Secret Service Says Trump Couldn’t Have Grabbed Steering Wheel

(PresidentialHill.com)- Last Tuesday, the January 6 select committee held a special televised hearing featuring a “surprise witness,” former aide to Chief of Staff Mark Meadows, Cassidy Hutchinson who proceeded to spin hearsay tales so laughably outlandish that only the American news media and anti-Trump Twitter Resistance believed them.

Hutchinson claimed that an unhinged Donald Trump was so determined to go to the Capitol on January 6 that he “lunged” over the seat and attacked the Secret Service agent so he could commandeer the steering wheel.

Hutchinson didn’t witness this “Trump as Action Movie Character” scene. Instead, she claimed she was told about it by one of the Secret Service agents who was there.

Within hours, her hearsay testimony was disputed by the Secret Service agents present in the presidential SUV that day. It never happened. What’s more, the agent Hutchinson claimed told her the story denied ever telling her the story. The agents in question offered to testify to the committee to debunk Hutchinson’s outlandish claims under oath.
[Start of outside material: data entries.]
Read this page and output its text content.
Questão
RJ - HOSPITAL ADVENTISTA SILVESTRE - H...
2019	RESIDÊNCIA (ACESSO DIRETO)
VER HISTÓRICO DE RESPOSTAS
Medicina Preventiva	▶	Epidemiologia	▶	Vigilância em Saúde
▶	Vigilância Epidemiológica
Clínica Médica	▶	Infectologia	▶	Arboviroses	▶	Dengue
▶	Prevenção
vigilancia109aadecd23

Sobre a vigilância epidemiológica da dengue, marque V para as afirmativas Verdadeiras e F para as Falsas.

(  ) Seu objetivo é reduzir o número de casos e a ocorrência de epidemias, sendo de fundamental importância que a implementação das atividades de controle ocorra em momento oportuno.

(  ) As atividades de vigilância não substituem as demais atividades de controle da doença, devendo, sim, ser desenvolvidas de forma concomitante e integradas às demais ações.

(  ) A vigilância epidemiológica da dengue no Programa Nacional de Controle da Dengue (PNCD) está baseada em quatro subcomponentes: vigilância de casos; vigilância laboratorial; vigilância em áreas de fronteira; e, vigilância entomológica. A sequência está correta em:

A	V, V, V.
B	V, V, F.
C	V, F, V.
According to a former Secret Service agent who spoke with Insider, it would have been physically impossible for a 6’-3”, 250-pound Donald Trump to pull off such a ludicrous “Die Hard” maneuver.

The former agent told Insider that Trump’s girth would have prevented him from getting near the steering wheel.

Well, of course, it’s physically impossible. It didn’t happen.

The fully-armored SUV that took the former President to the rally and back to the White House has security features that make it extremely difficult to pull off such a move. According to the former agent who spoke with Insider, Trump would have to be a contortionist to get from the rear cabin of the SUV to the front.

The former agent said it wouldn’t be impossible, but a guy Trump’s size wouldn’t be able to do it.

The same media that grabbed the tall tale and ran with it were quick to point out that Hutchinson’s testimony was still explosive, despite this one debunked “anecdote.”

But it wasn’t an “anecdote,” was it? It was testimony made under oath. Sure, it was hearsay. But Hutchinson still recounted it in sworn testimony.